Absolute Value and Exponents

Question

In my homework I've been accustomed to assuming that $|x|^a = |x^a|$ Recently however, I've begun to doubt that. Take the following example:

$$ \begin{equation*} \begin{split} |\sqrt{-|x|} | &= \sqrt{|-|x||} \\ &= \sqrt{|x|} \end{split} \end{equation*} $$

I don't, it just seems weird to me. So I took it upon myself to investigate my assumption, and prove/ disprove that $|x|^a = |x^a|$.

$$\begin{equation*} \begin{split} |x|^a &= \begin{cases} x^a, \ \ & x \geq 0 \\ (-x)^a, \ \ & x < 0 \end{cases}\ \\[10pt] &= \begin{cases} x^a, \ \ & x \geq 0 \\ (-1)^a \cdot (x)^a, \ \ & x < 0 \end{cases}\ \\ \end{split} \end{equation*}$$

Whereas $$|x^a|= \begin{cases} x^a, \ \ & x \geq 0 \\ -x^a, \ \ & x < 0 \end{cases}\ $$

In other words, it would seem to me that the two only equal each other when $a$ is odd.

I don't know, could you guys clear this up for me?

Answer 1

It is not correct that $|x^a| = -x^a$ when $x< 0$; only when $x^a < 0$.

Answer 2

Let's go a step further and look at this from the complex point of view. Any number can be written as:

$$z=r\cdot e^{i\theta}$$

with $r\in\mathbb{R}$ and $r\ge0$ and $\theta\in[0,2\pi[$.

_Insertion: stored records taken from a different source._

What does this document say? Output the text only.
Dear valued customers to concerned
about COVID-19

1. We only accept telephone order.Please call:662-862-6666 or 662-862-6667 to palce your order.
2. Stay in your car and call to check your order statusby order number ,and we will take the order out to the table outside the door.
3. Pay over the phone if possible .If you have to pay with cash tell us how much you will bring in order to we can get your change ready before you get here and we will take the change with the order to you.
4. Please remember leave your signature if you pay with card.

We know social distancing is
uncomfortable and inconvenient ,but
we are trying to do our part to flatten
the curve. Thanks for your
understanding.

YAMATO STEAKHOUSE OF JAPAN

raising this number to any power $a\in\mathbb{R}$ gives you

$$z^a=r^a\cdot e^{i\,a\,\theta}$$

The absolute value of this number is nothing more than $|z^a|=r^a$ and since $|z|=r$, you can state that $|z^a|=|z|^a$ for $a\in\mathbb{R}$

For a complex power $a+bi\in\mathbb{C}$, this is not the case:

$$z^{a+bi}=r^{a+bi}\cdot e^{i(a+bi)\theta} = r^{a}e^{-b\theta}\cdot e^{i(\ln r + a\theta)}$$

which gives $|z^{a+bi}|=r^{a}e^{-b\theta}$ while $|z|^{a+bi}=r^{a+bi}$